The data condensation: simple calculation type provides very simple condensation algorithms that do not find a reasonable representation of the real world phenomenon in all cases, but are fast in terms of processing and prove to be useful if you can make certain assumptions on the characteristics of your source data.
Characteristic |
Description |
Supports incremental execution |
Yes |
Output typing |
Implicit by pin, derived from feature connected to input pin 1 |
Locking of source features |
Observation modification, observation deletion |
Copy |
Table 1: Calculation brief
No |
Name |
Type, Constraint |
Multiplicity (Min,Max) |
1 |
Feature to process |
Features or calculations |
1,1 |
Table 2: Input pins
Configuration |
Type |
Notes |
Default value |
Include erroneous |
Boolean |
If set to true, erroneous observations of the source feature or calculation will be processed. |
False |
Condensation algorithm |
Enumeration |
Options are: •Each n-th •One per interval |
100 |
Include last observation |
Boolean |
Setting for the Each n-th condensation algorithm. If true the last observation of the source feature or calculation will always be added to the output |
false |
n-th |
Numeric |
Setting for the Each n-th condensation algorithm. Defines which observations of the source feature are picked. Must be a integer number greater or equal 1. |
10 |
Start timestamp |
Date & time |
Setting for the One per interval condensation algorithm. Defines the start time from which intervals are calculated. Can be left undefined. |
|
Time interval |
Time span |
Setting for the One per interval condensation algorithm. Defines the time span. Must be a time span greater than 0. |
24:00:00 |
Table 3: Configuration settings
If the calculation is the final calculation of the algorithm the used classifications of the source features or calculations has to be the used classification in the domain of the calculated feature. If this is not the case the calculation will fail.
Each n-th Algorithm
This algorithm simply takes each n-th observation of the source feature or calculation. Figure 1 shows a formal specification of the algorithm.

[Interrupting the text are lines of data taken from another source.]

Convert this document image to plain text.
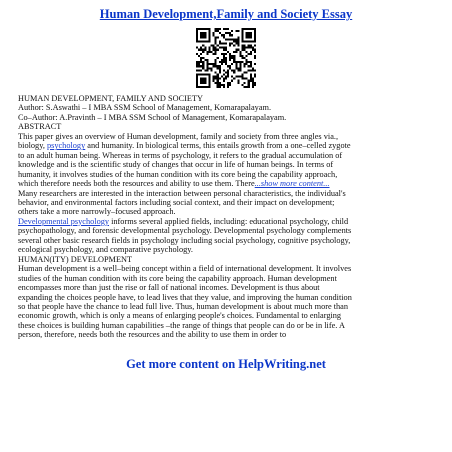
Human Development,Family and Society Essay

HUMAN DEVELOPMENT, FAMILY AND SOCIETY

Author: S.Aswathi – I MBA SSM School of Management, Komarapalayam.

Co–Author: A.Pravinth – I MBA SSM School of Management, Komarapalayam.

ABSTRACT

This paper gives an overview of Human development, family and society from three angles via.,

biology, psychology and humanity. In biological terms, this entails growth from a one–celled zygote

to an adult human being. Whereas in terms of psychology, it refers to the gradual accumulation of

knowledge and is the scientific study of changes that occur in life of human beings. In terms of

humanity, it involves studies of the human condition with its core being the capability approach,

which therefore needs both the resources and ability to use them. There...show more content...

Many researchers are interested in the interaction between personal characteristics, the individual's

behavior, and environmental factors including social context, and their impact on development;

others take a more narrowly–focused approach.

Developmental psychology informs several applied fields, including: educational psychology, child

psychopathology, and forensic developmental psychology. Developmental psychology complements

several other basic research fields in psychology including social psychology, cognitive psychology,

ecological psychology, and comparative psychology.

HUMAN(ITY) DEVELOPMENT

Human development is a well–being concept within a field of international development. It involves

studies of the human condition with its core being the capability approach. Human development

encompasses more than just the rise or fall of national incomes. Development is thus about

expanding the choices people have, to lead lives that they value, and improving the human condition

so that people have the chance to lead full live. Thus, human development is about much more than

economic growth, which is only a means of enlarging people's choices. Fundamental to enlarging

these choices is building human capabilities –the range of things that people can do or be in life. A

person, therefore, needs both the resources and the ability to use them in order to

Get more content on HelpWriting.net
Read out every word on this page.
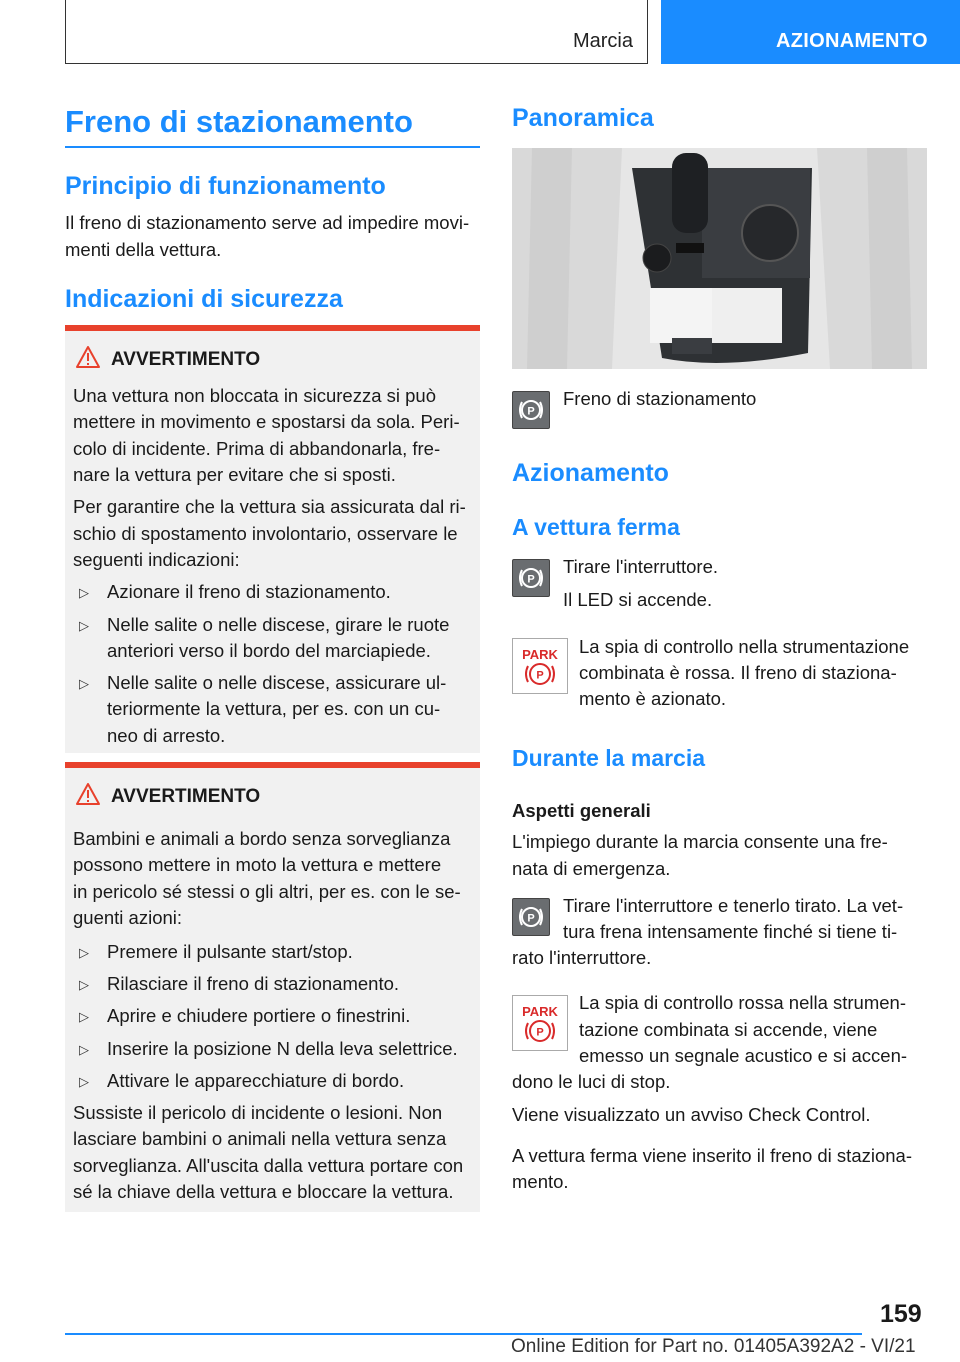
Marcia	AZIONAMENTO
Freno di stazionamento
Principio di funzionamento

Il freno di stazionamento serve ad impedire movi-

menti della vettura.

Indicazioni di sicurezza
AVVERTIMENTO

Una vettura non bloccata in sicurezza si può

mettere in movimento e spostarsi da sola. Peri-

colo di incidente. Prima di abbandonarla, fre-

nare la vettura per evitare che si sposti.

Per garantire che la vettura sia assicurata dal ri-

schio di spostamento involontario, osservare le

seguenti indicazioni:

▷ Azionare il freno di stazionamento.

▷ Nelle salite o nelle discese, girare le ruote

anteriori verso il bordo del marciapiede.

▷ Nelle salite o nelle discese, assicurare ul-

teriormente la vettura, per es. con un cu-

neo di arresto.

AVVERTIMENTO

Bambini e animali a bordo senza sorveglianza

possono mettere in moto la vettura e mettere

in pericolo sé stessi o gli altri, per es. con le se-

guenti azioni:

▷ Premere il pulsante start/stop.

▷ Rilasciare il freno di stazionamento.

▷ Aprire e chiudere portiere o finestrini.

▷ Inserire la posizione N della leva selettrice.

▷ Attivare le apparecchiature di bordo.

Sussiste il pericolo di incidente o lesioni. Non

lasciare bambini o animali nella vettura senza

sorveglianza. All'uscita dalla vettura portare con

sé la chiave della vettura e bloccare la vettura.

Panoramica
P

Freno di stazionamento

Azionamento
A vettura ferma
P

Tirare l'interruttore.

Il LED si accende.

PARK
P

La spia di controllo nella strumentazione

combinata è rossa. Il freno di staziona-

mento è azionato.

Durante la marcia

Aspetti generali

L'impiego durante la marcia consente una fre-

nata di emergenza.

P

Tirare l'interruttore e tenerlo tirato. La vet-

tura frena intensamente finché si tiene ti-

rato l'interruttore.

PARK
P

La spia di controllo rossa nella strumen-

tazione combinata si accende, viene

emesso un segnale acustico e si accen-

dono le luci di stop.

Viene visualizzato un avviso Check Control.

A vettura ferma viene inserito il freno di staziona-

mento.

159
Online Edition for Part no. 01405A392A2 - VI/21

The configuration setting n-th influences the condensation ratio defined as NumberOfGeneratedObservations / NumberOfOriginalObservations. Higher values for n-th produce smaller condensation ratios. If set to true the configuration setting include last observation will always add the last observation of the source feature or calculation to the output.
Figure 2 shows an example output of the Each n-th algorithm.
The each n-th algorithm is useful when dealing with observations recorded at a high and regular sampling rate but with little changes in the observed property values and if the exact time when a property value changed is not important.
Figure 1: Selection of output observations by the Each n-th Algorithm.
Figure 2: Example of Each n-th algorithm
One per interval
This algorithm will choose only one observation per interval. The intervals are defined by the Start timestamp and Time interval configuration setting by using the algorithm shown in figure 3. Figure 4 shows which observation is picked from all the observations found in an interval.
This algorithm is useful if you have observations at a high and irregular sampling rate with little changes in the observed property values and if the exact time when a property value changed is not important.
Figure 3: Specification of the intervals for the on per interval algorithm
Figure 3: Picking one observation per interval
Examples for picking an observation from an interval:
•If the interval contains observations with sampling timestamps {t1, t2, t3, t4, t5}, t3 will be chosen.
•If the interval contains observations with sampling timestamps {t1, t2, t3, t4}, t2 will be chosen.
•If the interval contains observations with sampling timestamps {t1, t2}, t1 will be chosen.
•If the interval contains observations with sampling timestamps {t1}, t1 will be chosen.